Deux préoccupations légitimes.
Ce comité a identifié trois notions particulièrement importantes pour les médecins ciblés par la formation. Première notion : l'information du patient. L'obligation de l'informer et de rechercher son consentement a été largement commentée depuis la parution de la loi. Non seulement parce qu'elle fait peser « une épée de Damoclès » sur le médecin, qui se demande toujours si un juge pourra estimer qu'il s'y est bien conformé, mais aussi parce qu'elle donne au patient le droit d'accéder à son dossier, droit dont les psychiatres connaissent bien les difficultés. Cette notion aboutit à lier deux préoccupations légitimes pour les médecins : celle de la qualité de leur relation avec le patient et celle de leur sécurité. Pour la sécurité, il ne faut pas oublier que la loi apporte une innovation, majeure et favorable aux médecins. Les juristes la nomment dans leur jargon « le renversement de la charge de la preuve » : c'est au patient de prouver que le médecin ou l'établissement de soins a commis une faute et non plus à ceux-ci d'établir qu'ils n'ont pas commis de faute ou d'erreur.

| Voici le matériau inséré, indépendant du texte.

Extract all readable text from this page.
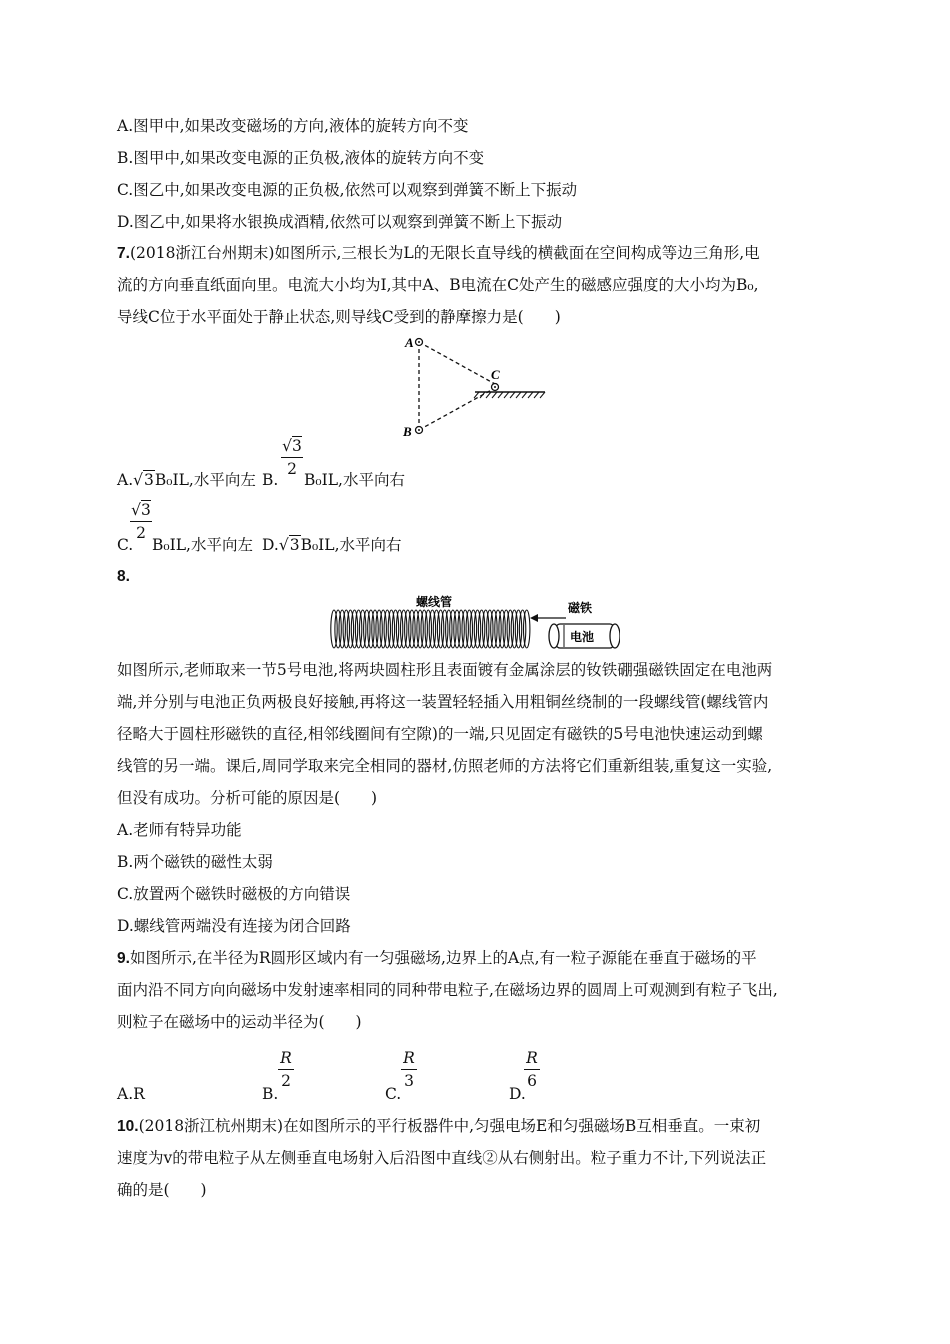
A.图甲中,如果改变磁场的方向,液体的旋转方向不变
B.图甲中,如果改变电源的正负极,液体的旋转方向不变
C.图乙中,如果改变电源的正负极,依然可以观察到弹簧不断上下振动
D.图乙中,如果将水银换成酒精,依然可以观察到弹簧不断上下振动
7.(2018浙江台州期末)如图所示,三根长为L的无限长直导线的横截面在空间构成等边三角形,电
流的方向垂直纸面向里。电流大小均为I,其中A、B电流在C处产生的磁感应强度的大小均为B₀,
导线C位于水平面处于静止状态,则导线C受到的静摩擦力是(　　)
A
B
C
A.√3B₀IL,水平向左 B.
√3
2
B₀IL,水平向右
C.
√3
2
B₀IL,水平向左 D.√3B₀IL,水平向右
8.
螺线管	磁铁
电池
如图所示,老师取来一节5号电池,将两块圆柱形且表面镀有金属涂层的钕铁硼强磁铁固定在电池两
端,并分别与电池正负两极良好接触,再将这一装置轻轻插入用粗铜丝绕制的一段螺线管(螺线管内
径略大于圆柱形磁铁的直径,相邻线圈间有空隙)的一端,只见固定有磁铁的5号电池快速运动到螺
线管的另一端。课后,周同学取来完全相同的器材,仿照老师的方法将它们重新组装,重复这一实验,
但没有成功。分析可能的原因是(　　)
A.老师有特异功能
B.两个磁铁的磁性太弱
C.放置两个磁铁时磁极的方向错误
D.螺线管两端没有连接为闭合回路
9.如图所示,在半径为R圆形区域内有一匀强磁场,边界上的A点,有一粒子源能在垂直于磁场的平
面内沿不同方向向磁场中发射速率相同的同种带电粒子,在磁场边界的圆周上可观测到有粒子飞出,
则粒子在磁场中的运动半径为(　　)
A.R	B.
R
2
C.
R
3
D.
R
6
10.(2018浙江杭州期末)在如图所示的平行板器件中,匀强电场E和匀强磁场B互相垂直。一束初
速度为v的带电粒子从左侧垂直电场射入后沿图中直线②从右侧射出。粒子重力不计,下列说法正
确的是(　　)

Capacités mentale et juridique.
Deuxième notion : la vulnérabilité (celle du patient). La loi stipule qu'information et prise de décision sont liées « à la faculté de discernement » du patient. L'augmentation de la prévalence des démences, largement due au vieillissement de la population, incite à prendre conscience d'un distinguo fondamental : la capacité mentale à comprendre et à décider les soins, la capacité juridique à donner un consentement valable. Le Dr Jean-Marie Vetel (président du Syndicat de gérontologie clinique) dispose d'une foule d'exemples pour montrer que l'une peut aller sans l'autre.
La loi prévoit que le médecin peut passer outre la décision du tuteur d'un majeur protégé ou choisir pour un patient inapte intellectuellement (bien que juridiquement « apte », comme la plupart des patients déments, au moins au début de leur maladie). Mais, souligne le comité de Paroles d'experts, cela impose un très bon niveau de certitude sur les choix thérapeutiques et la délivrance d'une information orale et écrite sur les raisons de la décision. On se permettra d'ajouter que, pour certains juristes, cela pose aussi le problème du choix de l'expert chargé d'éclairer le juge si l'affaire va jusqu'à lui.
La personne de confiance.
Troisième notion : la personne de confiance. La loi fait obligation aux établissements hospitaliers de proposer au patient, dès son entrée dans l'établissement, de nommer une personne de confiance chargée d'éclairer le médecin sur les choix qu'aurait fait le patient, dans le cas où son état mental ne lui permette plus de le faire. C'est cette personne que le médecin doit consulter en priorité (mais cette personne ne décide rien). Le patient peut désigner qui il veut, membre de sa famille ou non. Pour le Dr Vetel, il s'agit là d'une mesure de prévention capitale, dont, selon lui, les médecins de ville feraient bien de s'inspirer pour leurs patients en début de chronicité. Elle permet en effet de concilier au mieux le respect dû au malade et l'obligation d'informer du médecin. Elle permet aussi de court-circuiter les imbroglio familiaux dans lesquels personne ne se parle mais où tout le monde veut décider.
Il va de soi que toutes ces notions réclament un certain effort d'assimilation, qui ne va pas de soi. Aussi ne peut-on qu'encourager les praticiens à participer aux réunions de Paroles d'experts !
Conférence de presse organisée par les Laboratoires Lundbeck : « Paroles d'experts ; patients et médecins ; droits et devoirs ».